Knollys went to court as a Maid of Honour to Queen Elizabeth shortly after the latter ascended the English throne in 1558. Her mother was Chief Lady of the Bedchamber and her sister Lettice was a Maid of the Privy Chamber. Another sister, Anne would later join the royal court. On 5 January 1566, Elizabeth Knollys was appointed a Gentlewoman of the Privy Chamber receiving an annual salary of £33 6s 8d.

==Marriage==
Elizabeth Knollys married Sir Thomas Leighton of Feckenham, Worcestershire, son of John Leighton of Wattlesborough in Shropshire and his wife, Joyce Sutton, in 1578. Leighton (who is sometimes called Layton) was a diplomat and soldier, and shared with her father the same strong Puritan beliefs. Following her marriage, Knollys, now styled Lady Leighton, continued to serve Queen Elizabeth in the same capacity as a Gentlewoman of the Privy Chamber, despite her sister Lettice's banishment from court. Her husband held the office of Governor of Jersey and Guernsey in the Channel Islands. Lady Leighton, however, did not spend much time on either island, much preferring life at court. Sir Walter Raleigh was her admirer, and had written her a poem.
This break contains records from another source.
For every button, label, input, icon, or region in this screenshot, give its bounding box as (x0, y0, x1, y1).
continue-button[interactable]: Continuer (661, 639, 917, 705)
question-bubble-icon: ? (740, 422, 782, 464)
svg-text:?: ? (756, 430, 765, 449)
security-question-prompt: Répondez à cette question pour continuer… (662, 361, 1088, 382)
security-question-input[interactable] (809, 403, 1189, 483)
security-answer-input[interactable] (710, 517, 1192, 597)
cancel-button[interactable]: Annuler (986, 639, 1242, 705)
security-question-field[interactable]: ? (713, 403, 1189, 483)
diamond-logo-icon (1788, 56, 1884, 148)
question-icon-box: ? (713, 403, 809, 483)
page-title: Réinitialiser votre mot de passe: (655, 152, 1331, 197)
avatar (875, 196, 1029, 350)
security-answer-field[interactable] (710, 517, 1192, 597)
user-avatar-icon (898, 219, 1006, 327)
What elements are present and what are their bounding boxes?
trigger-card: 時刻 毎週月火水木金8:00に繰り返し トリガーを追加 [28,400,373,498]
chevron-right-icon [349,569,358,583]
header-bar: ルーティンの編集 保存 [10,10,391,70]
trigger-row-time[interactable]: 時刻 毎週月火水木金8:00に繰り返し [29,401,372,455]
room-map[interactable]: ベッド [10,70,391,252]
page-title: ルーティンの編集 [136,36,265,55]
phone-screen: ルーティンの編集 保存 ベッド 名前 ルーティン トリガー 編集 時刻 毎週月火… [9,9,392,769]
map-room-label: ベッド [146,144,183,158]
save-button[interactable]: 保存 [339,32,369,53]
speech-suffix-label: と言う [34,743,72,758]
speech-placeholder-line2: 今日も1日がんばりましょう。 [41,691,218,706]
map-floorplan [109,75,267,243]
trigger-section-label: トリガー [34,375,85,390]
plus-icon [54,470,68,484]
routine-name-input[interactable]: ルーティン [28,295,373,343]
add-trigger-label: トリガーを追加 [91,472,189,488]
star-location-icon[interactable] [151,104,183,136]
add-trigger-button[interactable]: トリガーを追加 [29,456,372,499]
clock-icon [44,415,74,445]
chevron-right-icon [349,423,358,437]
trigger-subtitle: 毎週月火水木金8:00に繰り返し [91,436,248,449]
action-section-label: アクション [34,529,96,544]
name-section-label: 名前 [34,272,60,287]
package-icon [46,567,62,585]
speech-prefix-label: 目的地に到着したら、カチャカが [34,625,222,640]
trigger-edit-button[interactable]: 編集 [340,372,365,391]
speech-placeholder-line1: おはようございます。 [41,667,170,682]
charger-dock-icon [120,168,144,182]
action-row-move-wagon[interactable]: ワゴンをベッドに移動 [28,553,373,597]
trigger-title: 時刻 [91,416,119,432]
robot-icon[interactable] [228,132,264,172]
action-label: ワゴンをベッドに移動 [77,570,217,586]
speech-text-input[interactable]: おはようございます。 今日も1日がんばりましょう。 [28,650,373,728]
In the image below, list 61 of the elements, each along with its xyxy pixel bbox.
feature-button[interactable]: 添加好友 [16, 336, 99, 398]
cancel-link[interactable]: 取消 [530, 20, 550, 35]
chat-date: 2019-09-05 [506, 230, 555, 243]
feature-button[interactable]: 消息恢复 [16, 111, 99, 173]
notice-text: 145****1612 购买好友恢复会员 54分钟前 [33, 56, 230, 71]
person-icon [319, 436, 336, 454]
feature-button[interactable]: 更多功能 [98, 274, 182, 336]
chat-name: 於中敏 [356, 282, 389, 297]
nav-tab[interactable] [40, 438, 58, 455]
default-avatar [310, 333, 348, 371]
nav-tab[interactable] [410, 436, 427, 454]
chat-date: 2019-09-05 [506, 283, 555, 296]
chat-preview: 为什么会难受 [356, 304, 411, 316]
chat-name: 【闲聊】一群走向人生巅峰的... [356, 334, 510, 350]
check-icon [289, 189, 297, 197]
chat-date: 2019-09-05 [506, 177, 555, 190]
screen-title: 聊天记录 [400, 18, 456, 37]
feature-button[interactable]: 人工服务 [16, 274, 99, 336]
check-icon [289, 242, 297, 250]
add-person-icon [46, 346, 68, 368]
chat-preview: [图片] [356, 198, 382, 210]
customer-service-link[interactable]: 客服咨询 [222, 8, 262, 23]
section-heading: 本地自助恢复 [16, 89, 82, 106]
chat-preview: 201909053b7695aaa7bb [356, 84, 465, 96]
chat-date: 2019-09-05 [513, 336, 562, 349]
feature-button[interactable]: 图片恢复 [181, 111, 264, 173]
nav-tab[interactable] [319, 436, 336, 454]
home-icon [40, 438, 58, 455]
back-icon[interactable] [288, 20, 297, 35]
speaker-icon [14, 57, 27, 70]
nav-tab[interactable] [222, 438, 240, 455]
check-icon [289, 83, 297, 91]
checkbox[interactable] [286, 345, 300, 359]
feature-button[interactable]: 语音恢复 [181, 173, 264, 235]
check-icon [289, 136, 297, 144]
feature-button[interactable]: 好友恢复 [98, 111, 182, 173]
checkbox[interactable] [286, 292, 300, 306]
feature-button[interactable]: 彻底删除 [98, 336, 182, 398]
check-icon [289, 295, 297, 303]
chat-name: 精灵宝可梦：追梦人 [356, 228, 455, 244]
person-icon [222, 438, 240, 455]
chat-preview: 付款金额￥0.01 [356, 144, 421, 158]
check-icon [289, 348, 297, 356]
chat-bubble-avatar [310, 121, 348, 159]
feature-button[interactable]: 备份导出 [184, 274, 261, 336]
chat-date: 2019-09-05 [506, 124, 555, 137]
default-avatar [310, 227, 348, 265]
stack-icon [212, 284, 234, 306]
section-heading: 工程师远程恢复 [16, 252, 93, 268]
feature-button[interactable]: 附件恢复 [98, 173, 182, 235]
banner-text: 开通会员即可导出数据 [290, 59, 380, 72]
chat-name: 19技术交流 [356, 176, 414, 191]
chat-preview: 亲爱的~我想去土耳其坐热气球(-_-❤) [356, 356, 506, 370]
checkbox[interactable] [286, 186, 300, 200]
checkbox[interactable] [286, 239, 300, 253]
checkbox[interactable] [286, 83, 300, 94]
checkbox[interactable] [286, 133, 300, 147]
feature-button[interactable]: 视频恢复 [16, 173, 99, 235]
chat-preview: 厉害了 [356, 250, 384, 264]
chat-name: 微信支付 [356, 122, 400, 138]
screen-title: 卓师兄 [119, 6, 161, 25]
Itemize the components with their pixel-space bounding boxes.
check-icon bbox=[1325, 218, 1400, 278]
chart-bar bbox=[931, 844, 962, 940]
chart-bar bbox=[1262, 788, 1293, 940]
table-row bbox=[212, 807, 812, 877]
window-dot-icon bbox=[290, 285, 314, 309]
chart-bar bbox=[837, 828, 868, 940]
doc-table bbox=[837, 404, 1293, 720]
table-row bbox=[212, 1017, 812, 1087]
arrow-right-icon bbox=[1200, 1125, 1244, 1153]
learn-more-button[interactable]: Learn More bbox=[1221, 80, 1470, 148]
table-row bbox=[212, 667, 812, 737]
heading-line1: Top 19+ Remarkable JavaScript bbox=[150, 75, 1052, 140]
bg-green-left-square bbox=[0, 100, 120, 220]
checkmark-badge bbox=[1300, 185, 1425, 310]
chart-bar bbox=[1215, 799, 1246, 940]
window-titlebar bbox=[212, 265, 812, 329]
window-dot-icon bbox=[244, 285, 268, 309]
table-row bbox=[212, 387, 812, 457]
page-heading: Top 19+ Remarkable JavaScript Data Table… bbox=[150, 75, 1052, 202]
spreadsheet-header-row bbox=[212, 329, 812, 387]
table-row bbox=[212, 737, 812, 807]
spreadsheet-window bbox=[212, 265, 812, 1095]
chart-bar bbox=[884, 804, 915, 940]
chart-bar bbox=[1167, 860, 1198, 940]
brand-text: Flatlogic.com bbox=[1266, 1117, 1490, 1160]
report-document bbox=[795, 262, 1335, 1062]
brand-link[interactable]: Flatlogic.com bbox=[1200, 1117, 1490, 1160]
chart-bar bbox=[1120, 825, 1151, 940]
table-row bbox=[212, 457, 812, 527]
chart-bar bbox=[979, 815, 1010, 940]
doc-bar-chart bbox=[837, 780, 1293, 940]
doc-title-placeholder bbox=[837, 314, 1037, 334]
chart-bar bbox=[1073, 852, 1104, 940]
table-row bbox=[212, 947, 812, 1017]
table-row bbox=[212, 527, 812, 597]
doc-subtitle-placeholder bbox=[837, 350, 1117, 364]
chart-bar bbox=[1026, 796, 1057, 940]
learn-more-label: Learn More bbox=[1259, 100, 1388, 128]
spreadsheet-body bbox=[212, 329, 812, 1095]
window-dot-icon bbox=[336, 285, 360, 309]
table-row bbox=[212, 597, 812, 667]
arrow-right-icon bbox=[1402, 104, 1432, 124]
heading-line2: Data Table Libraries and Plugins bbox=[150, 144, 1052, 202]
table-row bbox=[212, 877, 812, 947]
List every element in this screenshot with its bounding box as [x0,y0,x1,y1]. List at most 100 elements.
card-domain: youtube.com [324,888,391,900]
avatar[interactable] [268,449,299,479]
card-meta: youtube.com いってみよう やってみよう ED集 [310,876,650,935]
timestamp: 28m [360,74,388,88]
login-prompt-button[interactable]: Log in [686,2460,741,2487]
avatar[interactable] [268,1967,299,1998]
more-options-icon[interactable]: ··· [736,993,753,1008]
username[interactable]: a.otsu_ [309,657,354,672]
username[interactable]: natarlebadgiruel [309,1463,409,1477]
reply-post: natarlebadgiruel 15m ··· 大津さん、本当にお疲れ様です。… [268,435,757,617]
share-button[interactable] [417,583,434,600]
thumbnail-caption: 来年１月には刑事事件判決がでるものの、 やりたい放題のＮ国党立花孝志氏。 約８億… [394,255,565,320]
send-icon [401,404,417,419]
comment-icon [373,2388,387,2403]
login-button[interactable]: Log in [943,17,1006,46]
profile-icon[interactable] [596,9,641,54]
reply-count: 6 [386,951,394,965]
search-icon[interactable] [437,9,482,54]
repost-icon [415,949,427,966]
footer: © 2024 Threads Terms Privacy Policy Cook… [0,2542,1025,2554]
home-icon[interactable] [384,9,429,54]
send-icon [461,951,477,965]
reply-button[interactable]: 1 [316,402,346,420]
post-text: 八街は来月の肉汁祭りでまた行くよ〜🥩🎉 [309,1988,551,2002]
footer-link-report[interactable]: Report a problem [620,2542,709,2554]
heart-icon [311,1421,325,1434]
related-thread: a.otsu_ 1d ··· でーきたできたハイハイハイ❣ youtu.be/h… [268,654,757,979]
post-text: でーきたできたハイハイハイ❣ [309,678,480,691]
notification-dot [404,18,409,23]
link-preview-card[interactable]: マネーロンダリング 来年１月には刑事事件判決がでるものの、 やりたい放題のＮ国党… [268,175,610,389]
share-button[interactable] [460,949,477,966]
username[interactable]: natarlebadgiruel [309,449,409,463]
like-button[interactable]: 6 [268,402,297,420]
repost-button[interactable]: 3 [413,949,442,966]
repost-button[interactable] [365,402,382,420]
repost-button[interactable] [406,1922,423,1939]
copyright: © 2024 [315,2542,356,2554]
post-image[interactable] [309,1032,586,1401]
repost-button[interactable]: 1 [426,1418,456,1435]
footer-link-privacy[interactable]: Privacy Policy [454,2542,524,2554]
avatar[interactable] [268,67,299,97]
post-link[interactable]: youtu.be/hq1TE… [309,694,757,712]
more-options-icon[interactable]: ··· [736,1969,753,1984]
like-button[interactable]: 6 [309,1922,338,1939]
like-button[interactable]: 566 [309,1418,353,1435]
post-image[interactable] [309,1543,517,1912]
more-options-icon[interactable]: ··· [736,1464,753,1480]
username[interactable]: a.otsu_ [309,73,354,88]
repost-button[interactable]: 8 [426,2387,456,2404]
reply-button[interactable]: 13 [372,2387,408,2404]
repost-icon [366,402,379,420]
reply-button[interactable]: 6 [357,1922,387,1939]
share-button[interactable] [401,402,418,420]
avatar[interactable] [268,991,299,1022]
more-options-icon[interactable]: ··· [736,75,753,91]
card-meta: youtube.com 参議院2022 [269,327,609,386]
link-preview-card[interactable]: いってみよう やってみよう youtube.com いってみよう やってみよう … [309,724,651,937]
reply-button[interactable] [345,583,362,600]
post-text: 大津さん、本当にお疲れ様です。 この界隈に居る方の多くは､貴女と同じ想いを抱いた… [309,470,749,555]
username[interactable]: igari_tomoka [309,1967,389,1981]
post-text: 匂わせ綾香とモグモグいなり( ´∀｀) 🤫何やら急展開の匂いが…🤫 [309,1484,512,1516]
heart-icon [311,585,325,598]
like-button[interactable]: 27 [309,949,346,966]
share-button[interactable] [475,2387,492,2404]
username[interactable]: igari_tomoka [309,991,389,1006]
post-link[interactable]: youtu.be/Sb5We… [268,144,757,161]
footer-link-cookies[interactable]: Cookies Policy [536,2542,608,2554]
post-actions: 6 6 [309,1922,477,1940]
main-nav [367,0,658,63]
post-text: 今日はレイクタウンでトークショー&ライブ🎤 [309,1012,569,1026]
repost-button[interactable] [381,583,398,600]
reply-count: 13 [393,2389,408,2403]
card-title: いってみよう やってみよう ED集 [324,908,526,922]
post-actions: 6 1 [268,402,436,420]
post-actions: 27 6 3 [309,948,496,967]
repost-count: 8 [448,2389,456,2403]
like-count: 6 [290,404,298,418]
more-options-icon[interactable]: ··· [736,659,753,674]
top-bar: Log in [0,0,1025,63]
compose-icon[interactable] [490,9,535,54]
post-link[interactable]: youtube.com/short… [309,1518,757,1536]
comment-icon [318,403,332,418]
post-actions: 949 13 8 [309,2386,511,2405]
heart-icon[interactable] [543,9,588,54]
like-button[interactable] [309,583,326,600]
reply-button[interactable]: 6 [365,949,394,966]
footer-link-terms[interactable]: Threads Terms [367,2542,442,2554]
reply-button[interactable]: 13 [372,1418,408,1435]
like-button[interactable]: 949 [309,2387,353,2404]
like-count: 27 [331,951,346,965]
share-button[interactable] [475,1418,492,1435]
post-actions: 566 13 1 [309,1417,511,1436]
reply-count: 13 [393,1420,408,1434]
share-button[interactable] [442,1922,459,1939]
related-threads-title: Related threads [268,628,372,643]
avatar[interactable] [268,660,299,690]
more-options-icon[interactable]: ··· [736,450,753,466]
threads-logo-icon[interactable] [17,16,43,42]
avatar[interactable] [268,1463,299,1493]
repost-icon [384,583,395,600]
An unknown artist after George Gower painted her portrait in 1577. It shows her with curled hair; she is wearing a black hat with a feather, and an elaborate, ornamented gown, which are likely indications that she did not share her husband's dour Puritan sympathies. Her black hat was displayed at the National Maritime Museum in an exhibition in 2003 which was curated by noted Tudor historian, David Starkey. Knollys had given Queen Elizabeth a similar black hat as a gift in 1578/9. In turn, Knollys is listed as having been the recipient of many New Year's presents from the Queen.

===Issue===
Together Lady Leighton and her husband had three children:
- Thomas (born 1584), married Mary Zouche.
- Elizabeth (died 12 January 1633), married Sherington Talbot, by whom she had issue.
- Anne (died July 1628 in childbirth), married Sir John St John, 1st Baronet, by whom she had 13 children in 14 years.

==Death==
She died in 1605. On 10 June 1605, her £200 annuity was granted to Elizabeth Howard, Lady Carrick.

==In fiction==
The character of Lady Penelope Knollys in the children's mystery novels, the Lady Grace Mysteries, is probably based on Lady Elizabeth Knollys. In the books, she is a maid of honour to Queen Elizabeth I and friend to the central character Lady Grace Cavendish. Her fictional father is given as Sir John Knollys and, in 1570, she marries Thomas Penn (rather than Thomas Leighton) at St George's Chapel, Windsor Castle. Penelope was the name of the real Lady Elizabeth's niece, the daughter of her brother, Sir Thomas Knollys, the Governor of Ostend.